LA AUTOCRÍTICA LITERARIA Y LOS PROYECTOS FALLIDOS

Dice Elizondo en «La autocrítica literaria» (Teoría del infierno, El Colegio Nacional / El Equilibrista, 1992) que ese «arte torpe por excelencia» puede convertirse fácilmente en autobiografía, «cuando el imperativo que la guía debiera ser el de excluir a lo demás, a lo otro, para afocarse sobre el sí mismo que la realiza», debería conducir así a la valoración de los pasos del autor en la realización de la obra «pero no en una demostración de cómo han sido aplicados los principios por los que la obra nace o se frustra». Pero, «¿es la obra otra cosa que lo que somos nosotros?». Los diarios y noctuarios de Salvador Elizondo son, de alguna manera, la respuesta a esta pregunta, pero también permiten al lector seguir los pasos del autor y observar el proceso de nacimiento o frustración de una obra, personal o colectiva. Así, el diario puede leerse también como la crónica de proyectos fallidos:

Creo que se vino abajo lo de la beca. Suprimieron todas las de arte y sólo le van a dar a «los que van a industrializar» este pinche país (5 de junio de 1955).

 

De una manera o de otra me está llevando la chingada. No tengo ni un centavo. El S. NOB se vino abajo y estoy sin trabajo y sin ninguna perspectiva. No sé qué voy a hacer. Mañana tenemos que reunirnos para ver si podemos seguir haciendo el S. NOB. Estoy pasando una de las épocas más pinches de mi vida. No hay absolutamente ninguna perspectiva (5 de agosto de 1962).

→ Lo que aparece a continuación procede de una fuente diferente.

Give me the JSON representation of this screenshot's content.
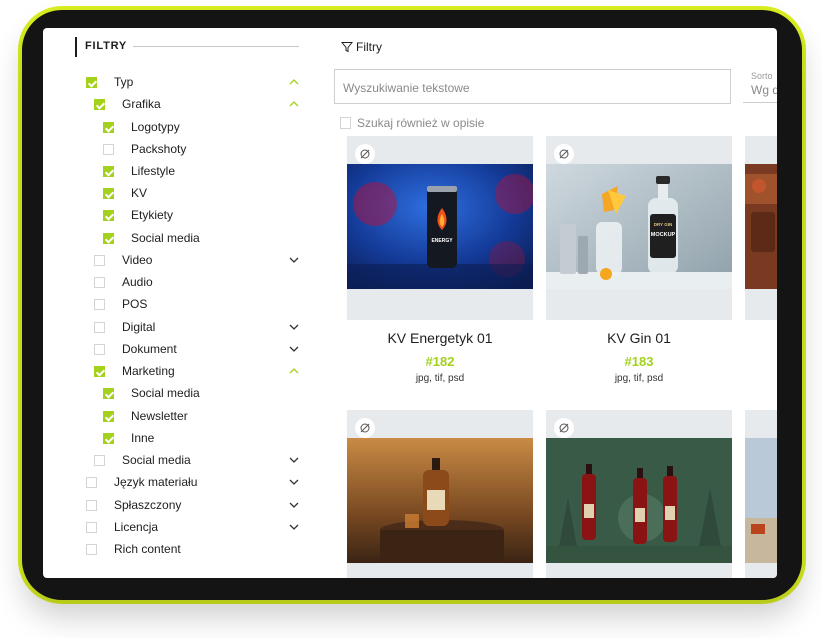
{
  "sidebar": {
    "title": "FILTRY",
    "items": [
      {
        "label": "Typ",
        "checked": true,
        "expanded": true
      },
      {
        "label": "Grafika",
        "checked": true,
        "expanded": true
      },
      {
        "label": "Logotypy",
        "checked": true
      },
      {
        "label": "Packshoty",
        "checked": false
      },
      {
        "label": "Lifestyle",
        "checked": true
      },
      {
        "label": "KV",
        "checked": true
      },
      {
        "label": "Etykiety",
        "checked": true
      },
      {
        "label": "Social media",
        "checked": true
      },
      {
        "label": "Video",
        "checked": false,
        "expanded": false
      },
      {
        "label": "Audio",
        "checked": false
      },
      {
        "label": "POS",
        "checked": false
      },
      {
        "label": "Digital",
        "checked": false,
        "expanded": false
      },
      {
        "label": "Dokument",
        "checked": false,
        "expanded": false
      },
      {
        "label": "Marketing",
        "checked": true,
        "expanded": true
      },
      {
        "label": "Social media",
        "checked": true
      },
      {
        "label": "Newsletter",
        "checked": true
      },
      {
        "label": "Inne",
        "checked": true
      },
      {
        "label": "Social media",
        "checked": false,
        "expanded": false
      },
      {
        "label": "Język materiału",
        "checked": false,
        "expanded": false
      },
      {
        "label": "Spłaszczony",
        "checked": false,
        "expanded": false
      },
      {
        "label": "Licencja",
        "checked": false,
        "expanded": false
      },
      {
        "label": "Rich content",
        "checked": false
      }
    ]
  },
  "toolbar": {
    "filters_label": "Filtry",
    "search_placeholder": "Wyszukiwanie tekstowe",
    "sort_label": "Sorto",
    "sort_value": "Wg d",
    "search_in_description_label": "Szukaj również w opisie"
  },
  "cards": [
    {
      "name": "KV Energetyk 01",
      "number": "#182",
      "formats": "jpg, tif, psd",
      "can_label": "ENERGY"
    },
    {
      "name": "KV Gin 01",
      "number": "#183",
      "formats": "jpg, tif, psd",
      "label_line1": "DRY GIN",
      "label_line2": "MOCKUP"
    },
    {
      "name": "",
      "number": "",
      "formats": ""
    },
    {
      "name": "",
      "number": "",
      "formats": ""
    }
  ],
  "colors": {
    "accent": "#a3d11c",
    "frame": "#141414",
    "glow": "#d9ef1f"
  }
}
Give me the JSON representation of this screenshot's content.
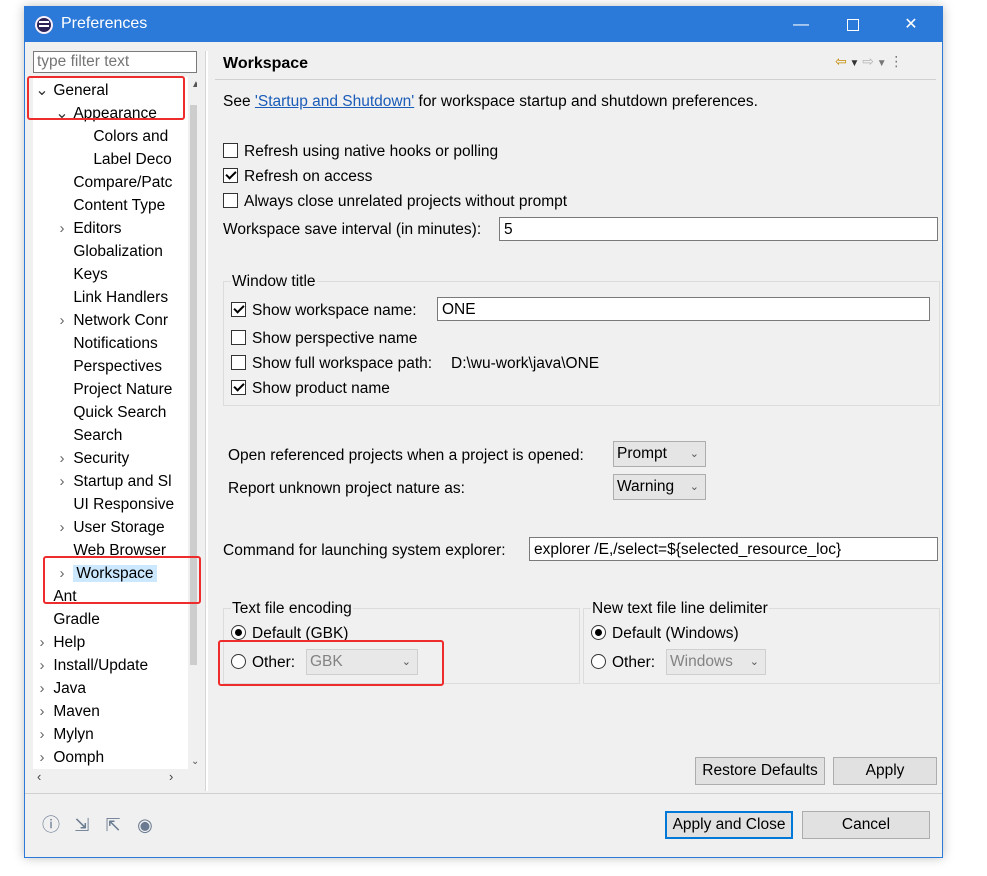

Se trata, por supuesto, de la revista de culto S.NOB, que junto con Juan García Ponce y Emilio García Riera, Elizondo realizó en esos años y algunos de cuyos gastos corrieron a cargo del productor de cine Gustavo Alatriste. Sólo siete números aparecieron y en sus páginas escribieron, además del cuerpo directivo, autores como Jorge Ibargüengoitia, Tomás Segovia, Álvaro Mutis, José de la Colina, José Luis Cuevas, Alejandro Jodorowski y Leonora Carrington, entre otros.

Pero los proyectos fallidos son tantos… Sólo el arte permanece como una cima a alcanzar, pero también como una forma de sobrevivencia. El lenguaje será su conductor y su propósito: «Convertir el lenguaje en un instrumento del espíritu».

Qué significa todo al lado de lo más bello. Qué importa todo mientras el arte exista.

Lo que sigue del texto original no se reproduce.